The project started one day when Argonne scientist Wah-Keat Lee and a postdoctoral student took aim at the head of a dead ant found in the lab.

"We looked at its head, and it was quite astounding," Lee said. "I thought, 'Somebody's got to be able to do something good with this.' "

He contacted Westneat, who jumped at the opportunity. The team soon was taping grasshoppers, beetles, dragonflies, silverfish, flies and ants to microscope slides and creating highly detailed videos of their respiratory organs.

"We used one of the biggest scientific tools in the world to look at one of the smallest animals on earth," Westneat said.

A preliminary analysis of the work, published in today's issue of Science, suggests insects' muscles squeeze out about 50 percent of the gas in their air tubes every second or so — roughly equivalent to what a person does while walking fast or going on a short jog.

That's probably a bit faster than the normal resting rate, Westneat said, given that bugs in the experiment probably were in a panic while taped to a slide.

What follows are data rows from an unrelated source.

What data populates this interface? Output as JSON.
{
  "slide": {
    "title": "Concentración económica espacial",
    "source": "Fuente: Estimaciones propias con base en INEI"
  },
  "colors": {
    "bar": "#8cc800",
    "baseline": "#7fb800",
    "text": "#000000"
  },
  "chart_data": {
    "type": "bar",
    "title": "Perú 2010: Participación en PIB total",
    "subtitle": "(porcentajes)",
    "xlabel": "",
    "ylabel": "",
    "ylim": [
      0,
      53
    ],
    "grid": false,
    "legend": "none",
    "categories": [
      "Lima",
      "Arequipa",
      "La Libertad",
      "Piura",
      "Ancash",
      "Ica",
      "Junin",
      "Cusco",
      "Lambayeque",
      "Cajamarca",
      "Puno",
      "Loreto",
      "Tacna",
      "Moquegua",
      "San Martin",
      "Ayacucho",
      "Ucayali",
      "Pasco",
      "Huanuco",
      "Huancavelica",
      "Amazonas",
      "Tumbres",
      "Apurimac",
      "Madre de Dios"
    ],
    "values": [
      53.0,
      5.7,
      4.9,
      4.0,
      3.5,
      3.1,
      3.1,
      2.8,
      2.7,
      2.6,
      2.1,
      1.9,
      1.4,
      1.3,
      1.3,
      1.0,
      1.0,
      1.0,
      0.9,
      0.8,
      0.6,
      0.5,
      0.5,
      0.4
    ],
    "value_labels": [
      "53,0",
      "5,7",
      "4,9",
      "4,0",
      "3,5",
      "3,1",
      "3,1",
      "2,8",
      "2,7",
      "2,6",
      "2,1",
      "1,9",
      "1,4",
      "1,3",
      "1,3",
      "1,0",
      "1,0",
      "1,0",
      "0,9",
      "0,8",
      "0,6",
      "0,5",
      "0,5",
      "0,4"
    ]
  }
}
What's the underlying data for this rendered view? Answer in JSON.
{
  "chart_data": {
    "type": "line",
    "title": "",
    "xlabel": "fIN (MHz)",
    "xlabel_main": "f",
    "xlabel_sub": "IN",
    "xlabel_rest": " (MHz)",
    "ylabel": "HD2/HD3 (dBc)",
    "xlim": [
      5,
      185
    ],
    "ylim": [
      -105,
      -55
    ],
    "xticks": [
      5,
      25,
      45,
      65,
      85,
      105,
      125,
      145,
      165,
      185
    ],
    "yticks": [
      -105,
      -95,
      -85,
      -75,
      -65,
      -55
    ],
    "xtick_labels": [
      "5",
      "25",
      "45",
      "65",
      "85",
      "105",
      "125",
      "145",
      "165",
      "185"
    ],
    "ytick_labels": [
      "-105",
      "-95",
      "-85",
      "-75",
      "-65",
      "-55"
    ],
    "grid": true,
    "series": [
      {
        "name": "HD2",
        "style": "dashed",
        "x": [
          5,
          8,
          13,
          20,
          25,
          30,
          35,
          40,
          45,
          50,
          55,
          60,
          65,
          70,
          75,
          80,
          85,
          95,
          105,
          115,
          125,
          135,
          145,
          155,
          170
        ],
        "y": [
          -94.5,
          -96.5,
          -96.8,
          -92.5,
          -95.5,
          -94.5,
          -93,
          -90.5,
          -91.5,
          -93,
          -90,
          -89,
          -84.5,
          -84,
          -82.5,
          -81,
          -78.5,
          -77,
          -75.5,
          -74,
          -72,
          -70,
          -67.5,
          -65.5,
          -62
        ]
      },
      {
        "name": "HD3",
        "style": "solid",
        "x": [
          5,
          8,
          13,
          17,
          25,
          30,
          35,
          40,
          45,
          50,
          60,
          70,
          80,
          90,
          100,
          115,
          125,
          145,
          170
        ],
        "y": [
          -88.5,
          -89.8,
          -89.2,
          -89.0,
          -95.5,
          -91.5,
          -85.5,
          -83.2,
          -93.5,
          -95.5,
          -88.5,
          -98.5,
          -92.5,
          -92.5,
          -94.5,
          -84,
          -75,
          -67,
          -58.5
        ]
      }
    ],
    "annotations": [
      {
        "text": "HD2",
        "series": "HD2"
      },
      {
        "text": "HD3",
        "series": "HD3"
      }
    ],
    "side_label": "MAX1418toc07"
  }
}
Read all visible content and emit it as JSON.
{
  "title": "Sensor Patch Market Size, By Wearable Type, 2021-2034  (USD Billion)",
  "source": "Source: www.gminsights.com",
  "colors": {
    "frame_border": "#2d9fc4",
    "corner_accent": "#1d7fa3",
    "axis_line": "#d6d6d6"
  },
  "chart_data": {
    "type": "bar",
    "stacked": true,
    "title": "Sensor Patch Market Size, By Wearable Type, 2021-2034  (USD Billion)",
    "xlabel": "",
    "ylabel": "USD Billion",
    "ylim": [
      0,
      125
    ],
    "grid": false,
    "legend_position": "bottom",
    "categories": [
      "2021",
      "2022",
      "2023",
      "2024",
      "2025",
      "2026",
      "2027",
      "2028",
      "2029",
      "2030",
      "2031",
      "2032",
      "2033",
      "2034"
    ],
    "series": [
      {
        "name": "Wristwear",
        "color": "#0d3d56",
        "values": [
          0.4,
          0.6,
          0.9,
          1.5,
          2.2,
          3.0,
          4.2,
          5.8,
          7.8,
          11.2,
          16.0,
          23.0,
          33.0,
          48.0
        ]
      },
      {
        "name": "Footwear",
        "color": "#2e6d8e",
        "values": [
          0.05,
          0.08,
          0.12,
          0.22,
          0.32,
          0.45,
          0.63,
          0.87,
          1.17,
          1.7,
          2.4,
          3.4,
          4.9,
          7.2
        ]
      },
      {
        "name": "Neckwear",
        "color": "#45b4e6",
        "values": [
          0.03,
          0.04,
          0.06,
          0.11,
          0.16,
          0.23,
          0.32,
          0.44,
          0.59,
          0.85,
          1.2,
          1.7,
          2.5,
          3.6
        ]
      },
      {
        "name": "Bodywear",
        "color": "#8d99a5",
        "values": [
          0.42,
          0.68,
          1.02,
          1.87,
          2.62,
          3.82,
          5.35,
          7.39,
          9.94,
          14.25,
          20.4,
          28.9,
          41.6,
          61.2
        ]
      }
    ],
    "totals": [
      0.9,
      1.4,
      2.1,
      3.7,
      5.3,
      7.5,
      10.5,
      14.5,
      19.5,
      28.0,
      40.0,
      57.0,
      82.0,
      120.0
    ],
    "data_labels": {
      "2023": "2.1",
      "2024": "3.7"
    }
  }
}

"We think the rates we're seeing are similar to those in insects during exercise or flight, because they're under some degree of stress," he said.

Insects appear to contract their muscles to exhale, and inhalation happens effortlessly in a rebound effect. That's the opposite of how breathing works in people, where diaphragm muscles do their work during inhalation.

"Insects never cease to amaze with their capacity to do a lot with the little that they have," said May Berenbaum, an entomologist at the University of Illinois, Urbana-Champaign. "We were clearly mistaken to underestimate the capacity of their tracheal respiratory system."

Westneat and Lee are trying to learn how insects chew their food by focusing on insect mouth parts that until now have been impossible to watch in real time.